Dzisiaj chciałam pokazać Wam mojego staruszka:) Fotel garderobiany Lloyd Loom. W chwili, kiedy go zamawiałam nie miałam pojęcia, że jest to mebel tak znanej marki. Dopiero kiedy staruszek dotarł do mnie zobaczyłam "metkę" :) Co mogę o nim powiedzieć: jest niesamowicie wygodny i śliczny :) Początkowo był w kolorze złotym z nieciekawym obiciem. Fotel został pomalowany, a stare obicie poduszki zastąpiłam nowym, które uszyłam. Mebelek wędruje po całym domku i stał już dosłownie wszędzie :) Był najbardziej pożądanym miejscem do siedzenia w trakcie Sylwestra :) Jego ostatecznym miejscem będzie nasza sypialnia na poddaszu. W chwili obecnej sypialnia ta, to wyrysowany plan ścianek :) Fotel okazał się bardzo dobrą inwestycją kosztował 120 zł. W sieci znalazłam podobne i ich cena jest dużo wyższa $_$, złapałam więc nieświadomie wspaniałą okazję :)

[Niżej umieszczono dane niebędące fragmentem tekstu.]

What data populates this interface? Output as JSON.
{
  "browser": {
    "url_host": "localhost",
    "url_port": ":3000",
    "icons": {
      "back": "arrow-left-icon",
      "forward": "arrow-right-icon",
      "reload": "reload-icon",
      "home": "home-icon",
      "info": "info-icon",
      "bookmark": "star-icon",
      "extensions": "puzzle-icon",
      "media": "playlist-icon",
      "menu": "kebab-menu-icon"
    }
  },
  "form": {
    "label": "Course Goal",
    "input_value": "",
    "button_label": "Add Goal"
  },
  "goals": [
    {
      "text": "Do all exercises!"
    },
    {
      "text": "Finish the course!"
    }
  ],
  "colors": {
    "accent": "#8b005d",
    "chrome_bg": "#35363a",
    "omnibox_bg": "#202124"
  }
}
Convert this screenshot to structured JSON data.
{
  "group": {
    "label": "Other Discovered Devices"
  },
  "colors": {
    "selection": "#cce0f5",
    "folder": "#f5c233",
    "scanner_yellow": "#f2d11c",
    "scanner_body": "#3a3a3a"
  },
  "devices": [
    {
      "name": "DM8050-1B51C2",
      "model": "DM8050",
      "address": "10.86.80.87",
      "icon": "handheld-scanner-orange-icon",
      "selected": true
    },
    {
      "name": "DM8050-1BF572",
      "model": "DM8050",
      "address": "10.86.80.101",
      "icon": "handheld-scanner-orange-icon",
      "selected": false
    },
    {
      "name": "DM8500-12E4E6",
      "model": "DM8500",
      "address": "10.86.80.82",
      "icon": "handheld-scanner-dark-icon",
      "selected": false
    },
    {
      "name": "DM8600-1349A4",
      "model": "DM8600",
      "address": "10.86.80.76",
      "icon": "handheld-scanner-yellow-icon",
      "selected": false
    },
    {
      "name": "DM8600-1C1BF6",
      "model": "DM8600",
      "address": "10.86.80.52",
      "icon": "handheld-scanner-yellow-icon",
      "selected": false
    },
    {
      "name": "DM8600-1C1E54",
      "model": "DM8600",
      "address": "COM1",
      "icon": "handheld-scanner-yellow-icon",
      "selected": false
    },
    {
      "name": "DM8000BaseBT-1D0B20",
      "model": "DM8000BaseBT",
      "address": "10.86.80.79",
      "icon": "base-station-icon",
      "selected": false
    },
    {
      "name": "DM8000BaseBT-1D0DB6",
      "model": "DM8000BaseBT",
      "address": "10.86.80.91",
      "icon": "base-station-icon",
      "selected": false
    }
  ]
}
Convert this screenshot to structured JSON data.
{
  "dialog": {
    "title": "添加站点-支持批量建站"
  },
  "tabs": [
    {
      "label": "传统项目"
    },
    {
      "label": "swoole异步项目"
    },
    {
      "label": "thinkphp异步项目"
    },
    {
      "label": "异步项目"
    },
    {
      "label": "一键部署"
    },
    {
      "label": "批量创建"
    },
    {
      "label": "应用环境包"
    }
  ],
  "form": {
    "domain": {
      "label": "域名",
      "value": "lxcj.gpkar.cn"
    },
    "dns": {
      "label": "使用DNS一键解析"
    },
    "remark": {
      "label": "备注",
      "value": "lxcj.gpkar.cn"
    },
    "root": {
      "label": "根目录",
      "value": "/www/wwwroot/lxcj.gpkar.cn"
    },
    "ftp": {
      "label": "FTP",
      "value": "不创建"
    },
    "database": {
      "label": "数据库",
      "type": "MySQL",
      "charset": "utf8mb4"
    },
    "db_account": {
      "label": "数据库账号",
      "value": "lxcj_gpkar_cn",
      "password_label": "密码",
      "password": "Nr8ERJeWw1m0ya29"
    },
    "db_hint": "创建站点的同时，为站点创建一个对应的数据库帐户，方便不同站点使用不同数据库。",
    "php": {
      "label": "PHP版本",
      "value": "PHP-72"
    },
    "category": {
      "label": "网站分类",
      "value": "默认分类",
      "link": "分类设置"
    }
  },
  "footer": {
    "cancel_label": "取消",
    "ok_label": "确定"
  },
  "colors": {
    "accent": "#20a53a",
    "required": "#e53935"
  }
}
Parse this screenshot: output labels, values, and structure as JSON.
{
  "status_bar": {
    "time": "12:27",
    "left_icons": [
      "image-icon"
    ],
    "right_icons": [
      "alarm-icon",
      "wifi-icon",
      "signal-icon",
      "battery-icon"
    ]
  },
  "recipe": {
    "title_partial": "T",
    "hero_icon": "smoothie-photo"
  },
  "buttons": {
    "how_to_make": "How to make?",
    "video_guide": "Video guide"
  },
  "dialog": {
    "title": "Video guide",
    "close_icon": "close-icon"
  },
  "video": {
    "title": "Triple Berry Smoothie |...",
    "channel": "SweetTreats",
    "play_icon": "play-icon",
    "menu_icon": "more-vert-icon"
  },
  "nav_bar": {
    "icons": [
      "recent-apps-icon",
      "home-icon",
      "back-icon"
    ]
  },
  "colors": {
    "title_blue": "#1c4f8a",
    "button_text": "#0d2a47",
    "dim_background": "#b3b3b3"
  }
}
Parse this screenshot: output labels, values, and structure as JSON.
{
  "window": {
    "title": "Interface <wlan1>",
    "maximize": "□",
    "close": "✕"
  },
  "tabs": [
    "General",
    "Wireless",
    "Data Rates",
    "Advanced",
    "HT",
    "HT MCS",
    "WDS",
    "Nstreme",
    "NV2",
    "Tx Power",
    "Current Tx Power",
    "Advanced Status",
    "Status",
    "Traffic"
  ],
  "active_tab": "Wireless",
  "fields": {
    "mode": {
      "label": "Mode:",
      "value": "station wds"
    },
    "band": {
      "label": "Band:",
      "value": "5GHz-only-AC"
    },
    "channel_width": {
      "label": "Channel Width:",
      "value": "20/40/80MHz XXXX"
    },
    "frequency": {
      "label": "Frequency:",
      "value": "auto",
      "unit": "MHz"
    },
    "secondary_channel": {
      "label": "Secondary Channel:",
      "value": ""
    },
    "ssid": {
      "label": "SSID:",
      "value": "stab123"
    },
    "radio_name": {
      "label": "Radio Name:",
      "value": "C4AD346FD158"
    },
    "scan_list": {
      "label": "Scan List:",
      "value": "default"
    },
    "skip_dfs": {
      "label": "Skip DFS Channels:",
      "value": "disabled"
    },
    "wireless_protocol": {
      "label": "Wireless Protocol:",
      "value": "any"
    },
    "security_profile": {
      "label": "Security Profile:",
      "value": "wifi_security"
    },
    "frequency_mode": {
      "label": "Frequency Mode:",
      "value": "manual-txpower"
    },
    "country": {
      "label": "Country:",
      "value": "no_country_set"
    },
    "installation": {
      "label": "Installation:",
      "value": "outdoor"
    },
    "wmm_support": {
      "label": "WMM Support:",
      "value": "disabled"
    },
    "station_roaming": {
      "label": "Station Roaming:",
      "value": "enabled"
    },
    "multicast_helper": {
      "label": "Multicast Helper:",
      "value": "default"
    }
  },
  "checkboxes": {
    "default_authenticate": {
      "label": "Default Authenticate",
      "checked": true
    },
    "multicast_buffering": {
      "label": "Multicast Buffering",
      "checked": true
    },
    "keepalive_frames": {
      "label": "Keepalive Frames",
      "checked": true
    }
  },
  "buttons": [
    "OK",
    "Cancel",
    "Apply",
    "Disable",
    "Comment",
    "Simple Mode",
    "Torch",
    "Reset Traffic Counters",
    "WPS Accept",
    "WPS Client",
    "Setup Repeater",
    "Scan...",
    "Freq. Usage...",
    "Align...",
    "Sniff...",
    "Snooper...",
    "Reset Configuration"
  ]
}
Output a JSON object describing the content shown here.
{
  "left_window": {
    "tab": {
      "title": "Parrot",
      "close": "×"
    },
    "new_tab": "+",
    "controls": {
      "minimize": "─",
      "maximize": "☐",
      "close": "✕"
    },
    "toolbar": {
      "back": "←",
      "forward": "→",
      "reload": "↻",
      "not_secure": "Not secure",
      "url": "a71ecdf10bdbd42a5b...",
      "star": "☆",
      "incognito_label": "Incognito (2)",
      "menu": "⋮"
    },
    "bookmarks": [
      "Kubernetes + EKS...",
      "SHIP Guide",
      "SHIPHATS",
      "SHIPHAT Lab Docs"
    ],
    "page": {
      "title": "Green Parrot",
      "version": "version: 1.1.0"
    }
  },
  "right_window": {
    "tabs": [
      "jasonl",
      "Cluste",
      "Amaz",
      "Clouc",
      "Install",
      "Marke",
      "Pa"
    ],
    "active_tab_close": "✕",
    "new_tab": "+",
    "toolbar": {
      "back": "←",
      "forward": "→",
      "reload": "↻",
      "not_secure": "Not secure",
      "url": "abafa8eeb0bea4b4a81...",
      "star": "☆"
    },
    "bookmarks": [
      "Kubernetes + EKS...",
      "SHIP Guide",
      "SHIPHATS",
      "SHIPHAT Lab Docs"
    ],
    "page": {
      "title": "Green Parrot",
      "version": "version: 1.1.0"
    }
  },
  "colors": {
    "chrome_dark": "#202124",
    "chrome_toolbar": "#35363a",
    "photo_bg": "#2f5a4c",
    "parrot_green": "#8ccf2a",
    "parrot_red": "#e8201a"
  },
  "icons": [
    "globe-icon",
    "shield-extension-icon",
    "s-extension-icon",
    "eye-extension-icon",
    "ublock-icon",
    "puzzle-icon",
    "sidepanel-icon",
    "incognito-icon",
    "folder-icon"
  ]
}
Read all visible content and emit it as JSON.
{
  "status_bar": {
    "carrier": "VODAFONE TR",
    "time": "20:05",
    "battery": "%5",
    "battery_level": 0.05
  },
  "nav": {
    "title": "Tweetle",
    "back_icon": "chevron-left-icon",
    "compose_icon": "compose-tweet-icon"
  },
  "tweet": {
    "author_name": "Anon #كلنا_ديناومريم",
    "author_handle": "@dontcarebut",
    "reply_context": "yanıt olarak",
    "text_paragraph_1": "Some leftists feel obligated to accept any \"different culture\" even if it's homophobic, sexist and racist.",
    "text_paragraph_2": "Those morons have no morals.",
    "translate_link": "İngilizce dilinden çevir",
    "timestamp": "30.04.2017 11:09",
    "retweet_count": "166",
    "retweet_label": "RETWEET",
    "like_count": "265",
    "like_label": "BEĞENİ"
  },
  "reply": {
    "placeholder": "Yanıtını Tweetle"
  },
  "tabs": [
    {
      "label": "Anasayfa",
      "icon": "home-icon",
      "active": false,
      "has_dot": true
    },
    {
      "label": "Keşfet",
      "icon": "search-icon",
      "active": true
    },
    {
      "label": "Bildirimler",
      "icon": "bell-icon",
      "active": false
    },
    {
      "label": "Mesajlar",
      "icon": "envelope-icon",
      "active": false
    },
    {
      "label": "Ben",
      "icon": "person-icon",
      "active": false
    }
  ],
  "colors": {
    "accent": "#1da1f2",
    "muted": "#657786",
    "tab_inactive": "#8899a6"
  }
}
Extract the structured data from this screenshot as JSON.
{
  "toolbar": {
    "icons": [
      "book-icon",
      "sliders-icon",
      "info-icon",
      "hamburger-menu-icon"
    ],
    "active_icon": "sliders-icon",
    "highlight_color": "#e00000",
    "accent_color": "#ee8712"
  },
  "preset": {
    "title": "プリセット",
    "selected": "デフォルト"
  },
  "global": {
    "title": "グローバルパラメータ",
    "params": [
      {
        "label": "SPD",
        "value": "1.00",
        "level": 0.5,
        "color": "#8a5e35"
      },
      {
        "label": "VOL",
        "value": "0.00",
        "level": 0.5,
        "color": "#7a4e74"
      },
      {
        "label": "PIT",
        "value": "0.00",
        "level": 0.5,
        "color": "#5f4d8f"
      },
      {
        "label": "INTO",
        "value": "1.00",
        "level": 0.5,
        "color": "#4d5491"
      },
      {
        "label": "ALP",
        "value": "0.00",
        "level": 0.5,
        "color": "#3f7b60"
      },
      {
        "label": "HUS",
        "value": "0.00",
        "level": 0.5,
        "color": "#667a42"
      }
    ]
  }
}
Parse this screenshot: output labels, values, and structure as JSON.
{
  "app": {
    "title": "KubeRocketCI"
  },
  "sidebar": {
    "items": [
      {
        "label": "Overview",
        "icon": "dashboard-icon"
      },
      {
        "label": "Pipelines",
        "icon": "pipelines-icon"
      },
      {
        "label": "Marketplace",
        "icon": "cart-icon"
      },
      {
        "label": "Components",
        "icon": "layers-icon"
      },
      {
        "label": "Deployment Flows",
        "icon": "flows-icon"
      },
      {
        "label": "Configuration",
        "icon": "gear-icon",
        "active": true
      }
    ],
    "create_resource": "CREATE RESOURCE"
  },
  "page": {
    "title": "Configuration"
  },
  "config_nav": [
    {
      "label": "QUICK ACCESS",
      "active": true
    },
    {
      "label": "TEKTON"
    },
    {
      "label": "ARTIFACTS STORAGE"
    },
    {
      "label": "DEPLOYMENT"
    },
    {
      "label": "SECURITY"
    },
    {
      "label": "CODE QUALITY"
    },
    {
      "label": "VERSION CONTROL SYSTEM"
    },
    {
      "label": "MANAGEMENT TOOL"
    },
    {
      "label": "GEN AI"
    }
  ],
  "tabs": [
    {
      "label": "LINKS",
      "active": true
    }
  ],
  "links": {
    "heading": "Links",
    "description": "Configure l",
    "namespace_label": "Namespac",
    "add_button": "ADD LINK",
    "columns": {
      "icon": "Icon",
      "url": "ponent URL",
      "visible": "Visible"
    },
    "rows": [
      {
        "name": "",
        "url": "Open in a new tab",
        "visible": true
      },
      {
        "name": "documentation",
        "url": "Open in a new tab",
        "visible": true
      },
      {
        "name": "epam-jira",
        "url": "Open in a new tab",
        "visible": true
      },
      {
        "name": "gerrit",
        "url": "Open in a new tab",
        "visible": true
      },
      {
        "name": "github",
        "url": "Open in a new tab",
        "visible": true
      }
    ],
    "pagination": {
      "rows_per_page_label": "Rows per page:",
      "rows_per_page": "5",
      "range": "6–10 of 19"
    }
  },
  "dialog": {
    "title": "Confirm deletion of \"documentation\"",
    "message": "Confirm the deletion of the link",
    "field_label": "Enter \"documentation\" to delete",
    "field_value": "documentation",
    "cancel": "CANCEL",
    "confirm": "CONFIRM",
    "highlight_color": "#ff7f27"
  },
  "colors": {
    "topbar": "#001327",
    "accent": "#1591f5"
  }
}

Tak prezentuję się w naszej obecnej sypialni
Tak wyglądał
Mam nadzieję, że ktoś jeszcze do mnie zaglądnie po tak długiej przerwie :( W moim garażu, czeka na odnowienie sporo mebli. Chwilowo garaż jest zajęty przez mojego męża, który wytoczył, sporo wielkich maszyn potrzebnych do zrobienia barierek na tarasy. Zostałam chwilowo bez miejsca do pracy.Tyle na dziś :) zmykam do swoich zajęć. Pozdrawiam Was serdecznie :)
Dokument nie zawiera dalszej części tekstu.